News Briefs Archive

5 Technologies that Will Change Healthcare Over the Next Decade

March 18, 2020

There is a technology-driven transformation occurring in healthcare. Here are technologies, shared by Bertalan Mesko, P.h.D., in MarketWatch, that may have a huge impact.

Artificial Intelligence
“If we consider how AlphaGo, the AI developed by Google’s DeepMind lab, beat world champion Lee Sedol at the classic Chinese game Go by coming up with inventive moves that took experts by surprise, we can get a glimpse at what AI can hold for healthcare,” writes Dr. Mesko. “We can expect to see the same surprises in medical settings. Imagine new drugs designed by such algorithms; high-level analysis of tens of millions of studies for a diagnosis; or drug combinations nobody has thought of before. When applied to medicine, an algorithm trained via reinforcement learning could discover treatments and cures for conditions when human medical professionals could not.”

Health Sensors
“Made of flexible, waterproof materials impervious to stretching and twisting coupled with tiny electrodes, digital tattoos are able to record and transmit information about the wearer to smartphones or other connected devices,” Dr.
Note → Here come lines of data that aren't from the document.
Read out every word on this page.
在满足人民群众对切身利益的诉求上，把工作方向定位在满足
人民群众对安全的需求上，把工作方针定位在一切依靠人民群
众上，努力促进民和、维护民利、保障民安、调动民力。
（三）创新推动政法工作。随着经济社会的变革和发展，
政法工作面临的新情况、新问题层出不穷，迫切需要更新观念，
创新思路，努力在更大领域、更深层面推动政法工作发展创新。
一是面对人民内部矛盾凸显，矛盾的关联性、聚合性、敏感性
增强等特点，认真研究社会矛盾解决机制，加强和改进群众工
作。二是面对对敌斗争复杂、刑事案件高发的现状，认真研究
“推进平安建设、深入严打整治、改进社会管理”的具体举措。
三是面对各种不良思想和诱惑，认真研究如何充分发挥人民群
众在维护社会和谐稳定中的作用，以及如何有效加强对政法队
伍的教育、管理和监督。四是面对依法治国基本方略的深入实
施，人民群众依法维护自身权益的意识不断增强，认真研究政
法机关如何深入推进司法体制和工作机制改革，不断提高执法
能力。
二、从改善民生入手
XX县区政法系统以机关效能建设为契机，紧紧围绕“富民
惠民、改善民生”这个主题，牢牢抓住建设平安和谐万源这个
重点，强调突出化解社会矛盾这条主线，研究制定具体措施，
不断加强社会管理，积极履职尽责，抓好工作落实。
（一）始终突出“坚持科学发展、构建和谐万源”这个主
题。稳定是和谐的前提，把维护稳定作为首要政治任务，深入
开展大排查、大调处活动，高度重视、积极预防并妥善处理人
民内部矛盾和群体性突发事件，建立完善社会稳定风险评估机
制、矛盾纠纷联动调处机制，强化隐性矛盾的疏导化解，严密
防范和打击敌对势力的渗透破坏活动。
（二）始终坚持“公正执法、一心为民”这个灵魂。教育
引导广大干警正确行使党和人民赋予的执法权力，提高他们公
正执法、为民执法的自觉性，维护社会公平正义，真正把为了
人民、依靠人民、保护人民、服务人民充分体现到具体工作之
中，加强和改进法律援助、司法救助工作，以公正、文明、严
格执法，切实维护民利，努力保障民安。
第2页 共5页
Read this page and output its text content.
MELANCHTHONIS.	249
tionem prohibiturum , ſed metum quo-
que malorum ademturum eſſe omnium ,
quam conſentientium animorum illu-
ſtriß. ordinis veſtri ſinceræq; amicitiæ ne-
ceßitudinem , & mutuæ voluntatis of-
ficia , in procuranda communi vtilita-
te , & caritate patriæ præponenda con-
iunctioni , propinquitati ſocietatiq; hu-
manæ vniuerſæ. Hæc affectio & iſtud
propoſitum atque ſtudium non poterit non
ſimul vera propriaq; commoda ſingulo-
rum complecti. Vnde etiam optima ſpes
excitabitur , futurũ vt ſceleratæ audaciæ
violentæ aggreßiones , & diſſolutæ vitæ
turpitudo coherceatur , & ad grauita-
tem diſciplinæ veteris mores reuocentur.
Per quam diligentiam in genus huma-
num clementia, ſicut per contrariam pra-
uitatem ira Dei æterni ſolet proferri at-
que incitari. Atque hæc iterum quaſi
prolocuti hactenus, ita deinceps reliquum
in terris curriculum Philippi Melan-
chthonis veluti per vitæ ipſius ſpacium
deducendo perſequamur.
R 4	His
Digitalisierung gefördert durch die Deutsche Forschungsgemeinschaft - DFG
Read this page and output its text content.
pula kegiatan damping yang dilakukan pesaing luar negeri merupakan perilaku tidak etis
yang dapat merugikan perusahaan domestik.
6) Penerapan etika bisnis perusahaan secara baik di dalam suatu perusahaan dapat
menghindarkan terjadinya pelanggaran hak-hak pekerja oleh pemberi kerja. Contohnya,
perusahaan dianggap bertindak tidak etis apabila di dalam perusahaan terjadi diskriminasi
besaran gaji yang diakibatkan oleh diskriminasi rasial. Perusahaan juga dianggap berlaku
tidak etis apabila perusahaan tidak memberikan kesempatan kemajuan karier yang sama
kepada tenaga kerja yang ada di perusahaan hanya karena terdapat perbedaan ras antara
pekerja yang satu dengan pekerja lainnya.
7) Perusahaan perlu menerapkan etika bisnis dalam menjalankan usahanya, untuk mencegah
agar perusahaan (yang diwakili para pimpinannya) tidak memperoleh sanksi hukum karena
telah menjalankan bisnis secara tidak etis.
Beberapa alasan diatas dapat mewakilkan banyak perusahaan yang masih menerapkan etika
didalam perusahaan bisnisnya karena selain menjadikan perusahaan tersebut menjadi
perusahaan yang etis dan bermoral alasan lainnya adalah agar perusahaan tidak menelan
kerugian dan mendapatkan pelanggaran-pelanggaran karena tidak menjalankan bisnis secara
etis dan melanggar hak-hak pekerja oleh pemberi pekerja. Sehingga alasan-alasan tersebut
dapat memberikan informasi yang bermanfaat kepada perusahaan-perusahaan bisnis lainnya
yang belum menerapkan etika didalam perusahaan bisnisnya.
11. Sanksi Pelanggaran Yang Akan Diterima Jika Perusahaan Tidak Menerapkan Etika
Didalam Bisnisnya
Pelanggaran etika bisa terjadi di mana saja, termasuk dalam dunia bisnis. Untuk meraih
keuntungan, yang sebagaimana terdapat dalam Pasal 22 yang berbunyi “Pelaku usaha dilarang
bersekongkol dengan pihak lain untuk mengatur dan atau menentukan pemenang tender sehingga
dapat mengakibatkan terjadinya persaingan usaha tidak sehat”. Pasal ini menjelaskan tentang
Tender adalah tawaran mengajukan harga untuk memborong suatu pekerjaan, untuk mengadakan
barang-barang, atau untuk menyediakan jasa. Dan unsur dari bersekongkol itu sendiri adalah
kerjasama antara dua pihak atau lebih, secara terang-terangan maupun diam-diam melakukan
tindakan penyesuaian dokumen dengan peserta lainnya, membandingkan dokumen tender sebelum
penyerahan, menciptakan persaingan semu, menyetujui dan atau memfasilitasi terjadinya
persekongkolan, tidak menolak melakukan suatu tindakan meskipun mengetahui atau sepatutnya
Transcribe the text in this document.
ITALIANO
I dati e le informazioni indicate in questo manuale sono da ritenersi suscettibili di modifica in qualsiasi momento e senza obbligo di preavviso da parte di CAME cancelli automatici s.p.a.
Mesko writes. “While these are only in use in research projects, they could allow health-care experts to monitor and diagnose critical health conditions such as heart arrhythmia, heart activities of premature babies, sleep disorders and brain activities noninvasively.”

Quantum Computing
“What if such computers could offer perfect decision support for doctors? They could skim through all the studies at once, they could find correlations and causations that the human eye would never find, and they might stumble upon diagnoses or treatment options that doctors could have never figured out by themselves,” Dr. Mesko posits. “In addition, the applications of quantum computing to health care are manifold, ranging from much faster drug design to quicker and cheaper DNA sequencing and analysis to reinforced security over personal medical data.”

Chatbots
Dr. Mesko asks us to imagine having a chatbot that’s accessible through our smart device with additional health and lifestyle features: “This chatty virtual being can wake you up at the appropriate time based on your sleep pattern and advise you to take your antihistamines as the pollen concentration is particularly high during your commute that day, before you even get out of bed. It can even recommend what you should consume for each meal based on your nutrigenomic profile.”

5G
“5G networks will enable data to be downloaded at more than 1 gigabit per second, allowing for downloads 10 to 100 times faster than the currently available 4G services. 4G networks can only serve around a thousand devices within a square kilometer, while 5G can serve a million,” Dr. Mesko writes. “It will make the era of the Internet of Things (IoT) possible by connecting a huge amount of health trackers with laptops, smartphones and many more digital devices. There will be no connection issues or latency, as the trackers will be able to work in harmony while getting the most out of our data.”